Healthcare costs have been rising at a rate well above inflation for years, and they now make up a significant portion of the income expenditure for many families, even those without chronic medical conditions. Though treatment expenses vary widely depending from one region of the country to the next, the simple fact remains that even basic medical care – like that needed for a broken bone or simple infection – can be extremely expensive.

Of course, the costs of treating chronic or terminal conditions like cancer can be much worse; a recent study by the National Institutes of Health found that one-third of all cancer survivors between the ages of 18 and 64 had incurred substantial debt because of their treatment, and three percent of them had filed for bankruptcy because they were unable to pay medical bills.

The Affordable Care Act isn’t a panacea

It was hoped that The Affordable Care Act (colloquially known as “Obamacare”) would lessen the healthcare-related financial burden on Americans by allowing greater access to health insurance coverage, but that hasn’t necessarily been the case. Several studies have found that the majority of the people seeking bankruptcy protection because of overwhelming medical debt are insured.

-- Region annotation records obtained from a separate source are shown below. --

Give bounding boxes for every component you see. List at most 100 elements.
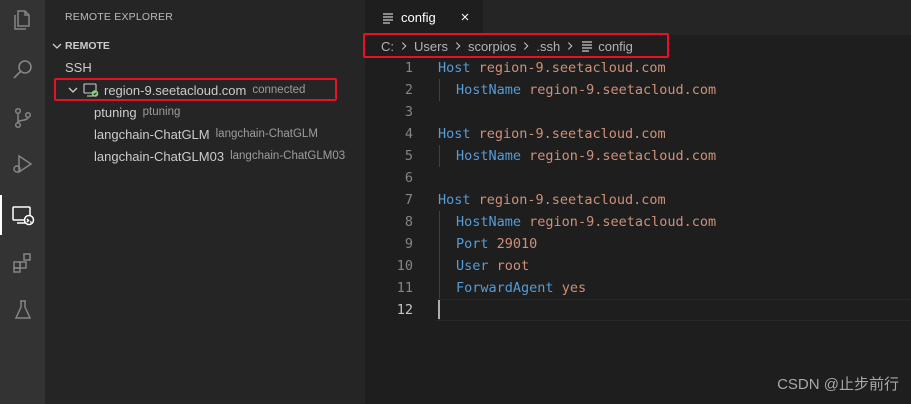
config-key: Host	[438, 192, 471, 208]
breadcrumb-item[interactable]: C:	[381, 39, 394, 54]
code-line[interactable]: 2 HostName region-9.seetacloud.com	[365, 79, 911, 101]
config-value: region-9.seetacloud.com	[529, 82, 717, 98]
ssh-group-label: SSH	[65, 59, 92, 75]
watermark: CSDN @止步前行	[777, 376, 899, 393]
config-key: HostName	[456, 214, 522, 230]
code-line[interactable]: 12	[365, 299, 911, 321]
breadcrumb-item[interactable]: scorpios	[468, 39, 516, 54]
section-remote[interactable]: REMOTE	[45, 35, 365, 57]
folder-desc: langchain-ChatGLM03	[230, 150, 346, 162]
folder-desc: ptuning	[142, 106, 181, 118]
breadcrumb: C: Users scorpios .ssh config	[365, 35, 911, 57]
sidebar-title: REMOTE EXPLORER	[65, 11, 174, 23]
text-cursor	[438, 300, 440, 319]
chevron-down-icon	[52, 43, 62, 49]
line-number: 7	[404, 192, 413, 208]
code-text: ForwardAgent yes	[456, 280, 586, 296]
code-text: Host region-9.seetacloud.com	[438, 60, 666, 76]
config-key: Host	[438, 126, 471, 142]
line-number: 12	[396, 302, 413, 318]
line-number: 10	[396, 258, 413, 274]
extensions-icon[interactable]	[0, 243, 45, 283]
config-key: HostName	[456, 82, 522, 98]
code-line[interactable]: 7 Host region-9.seetacloud.com	[365, 189, 911, 211]
config-value: region-9.seetacloud.com	[529, 214, 717, 230]
code-line[interactable]: 9 Port 29010	[365, 233, 911, 255]
config-key: Host	[438, 60, 471, 76]
code-line[interactable]: 10 User root	[365, 255, 911, 277]
testing-icon[interactable]	[0, 290, 45, 330]
config-value: yes	[561, 280, 587, 296]
code-text: HostName region-9.seetacloud.com	[456, 148, 716, 164]
code-line[interactable]: 3	[365, 101, 911, 123]
tab-config[interactable]: config	[365, 0, 483, 35]
ssh-group[interactable]: SSH	[45, 56, 365, 78]
file-lines-icon	[383, 12, 393, 24]
line-number: 2	[404, 82, 413, 98]
breadcrumb-item[interactable]: Users	[414, 39, 448, 54]
editor: config C: Users scorpios .ssh config 1 Ho…	[363, 0, 911, 404]
code-line[interactable]: 6	[365, 167, 911, 189]
config-value: region-9.seetacloud.com	[529, 148, 717, 164]
chevron-right-icon	[397, 39, 411, 53]
tab-label: config	[401, 10, 436, 25]
code-line[interactable]: 8 HostName region-9.seetacloud.com	[365, 211, 911, 233]
line-number: 9	[404, 236, 413, 252]
chevron-right-icon	[519, 39, 533, 53]
code-text: HostName region-9.seetacloud.com	[456, 82, 716, 98]
config-key: User	[456, 258, 489, 274]
file-lines-icon	[582, 41, 593, 52]
host-status: connected	[252, 84, 306, 96]
folder-label: langchain-ChatGLM	[94, 126, 210, 142]
folder-item[interactable]: langchain-ChatGLM03 langchain-ChatGLM03	[45, 145, 365, 167]
config-value: root	[496, 258, 530, 274]
line-number: 4	[404, 126, 413, 142]
line-number: 11	[396, 280, 413, 296]
config-value: region-9.seetacloud.com	[478, 126, 666, 142]
line-number: 1	[404, 60, 413, 76]
section-label: REMOTE	[65, 40, 110, 52]
code-line[interactable]: 4 Host region-9.seetacloud.com	[365, 123, 911, 145]
folder-item[interactable]: langchain-ChatGLM langchain-ChatGLM	[45, 123, 365, 145]
folder-desc: langchain-ChatGLM	[215, 128, 318, 140]
folder-label: langchain-ChatGLM03	[94, 148, 225, 164]
host-label: region-9.seetacloud.com	[104, 82, 247, 98]
code-line[interactable]: 5 HostName region-9.seetacloud.com	[365, 145, 911, 167]
config-value: region-9.seetacloud.com	[478, 60, 666, 76]
source-control-icon[interactable]	[0, 98, 45, 138]
line-number: 5	[404, 148, 413, 164]
chevron-right-icon	[451, 39, 465, 53]
folder-item[interactable]: ptuning ptuning	[45, 101, 365, 123]
run-debug-icon[interactable]	[0, 144, 45, 184]
code-text: User root	[456, 258, 529, 274]
config-key: HostName	[456, 148, 522, 164]
remote-explorer-icon[interactable]	[0, 195, 45, 235]
config-key: ForwardAgent	[456, 280, 554, 296]
search-icon[interactable]	[0, 50, 45, 90]
config-value: 29010	[496, 236, 538, 252]
code-text: Host region-9.seetacloud.com	[438, 126, 666, 142]
line-number: 8	[404, 214, 413, 230]
folder-label: ptuning	[94, 104, 137, 120]
line-number: 3	[404, 104, 413, 120]
tab-bar: config	[365, 0, 911, 35]
config-value: region-9.seetacloud.com	[478, 192, 666, 208]
code-line[interactable]: 1 Host region-9.seetacloud.com	[365, 57, 911, 79]
activity-bar	[0, 0, 45, 404]
close-icon[interactable]	[457, 9, 473, 25]
remote-connected-icon	[83, 83, 99, 97]
line-number: 6	[404, 170, 413, 186]
files-icon[interactable]	[0, 0, 45, 40]
config-key: Port	[456, 236, 489, 252]
code-text: Host region-9.seetacloud.com	[438, 192, 666, 208]
breadcrumb-file[interactable]: config	[580, 39, 633, 54]
breadcrumb-item[interactable]: .ssh	[536, 39, 560, 54]
code-line[interactable]: 11 ForwardAgent yes	[365, 277, 911, 299]
chevron-down-icon	[68, 87, 78, 93]
code-text: HostName region-9.seetacloud.com	[456, 214, 716, 230]
breadcrumb-item: config	[598, 38, 633, 54]
ssh-host-item[interactable]: region-9.seetacloud.com connected	[45, 79, 365, 101]
chevron-right-icon	[563, 39, 577, 53]
remote-explorer-sidebar: REMOTE EXPLORER REMOTE SSH region-9.seet…	[45, 0, 365, 404]
code-text: Port 29010	[456, 236, 537, 252]
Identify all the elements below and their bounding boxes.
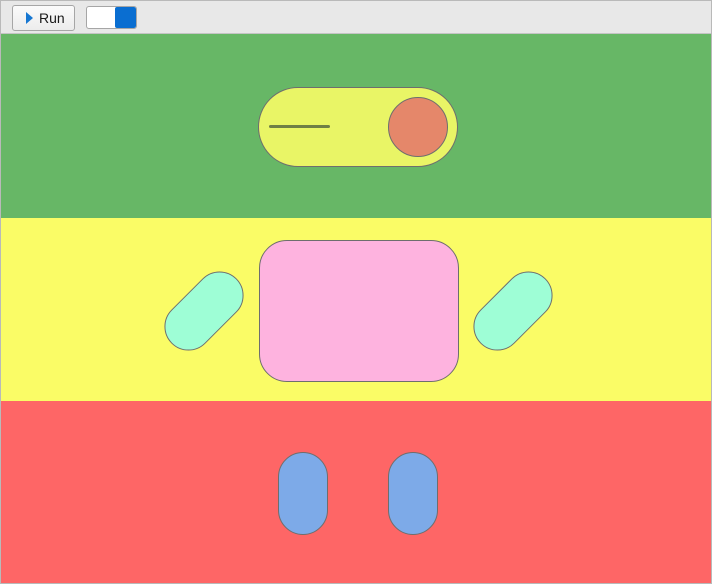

Because of cost-shifting measures employed by insurance companies in an effort to keep premiums down, more people are finding themselves with higher deductibles and more out-of-pocket costs (for such things as doctor visit co-pays, medications, out-of-network providers and uncovered tests); the ACA might ironically increase the number of Americans with significant debt tied to healthcare costs.

To add proverbial insult to injury, medical debt is the fastest-growing subset of the consumer debt collection industry, with nearly 40 percent of personal debt collected annually being healthcare-related. Medical debt collectors are also known in the industry as being some of the most aggressive and harassing. In addition, medical debt is often reported to collection agencies much faster than other types of debt, which can greatly impact a patient’s credit rating and his or her ability to secure funding for any additional treatment.

What can you do?

So, what can a person facing medical debt do? Surveys of people with medical debt show that many of them are desperate to stop the harassment. They will forego paying utilities, buying groceries and purchasing much-needed medications, will take on additional jobs, and will make other sacrifices in an attempt to pay their medical bills.

If you are drowning in medical debt, there might be a better way. A personal bankruptcy filing – like one under Chapter 7 or Chapter 13 of the U.S. Bankruptcy Code – could allow you to get a fresh financial start. A bankruptcy filing will discharge your unsecured debt and free up funds to cover other expenses. Though these two types of bankruptcy are very different, the end result is the same: freedom from creditor harassment and the ability to begin anew.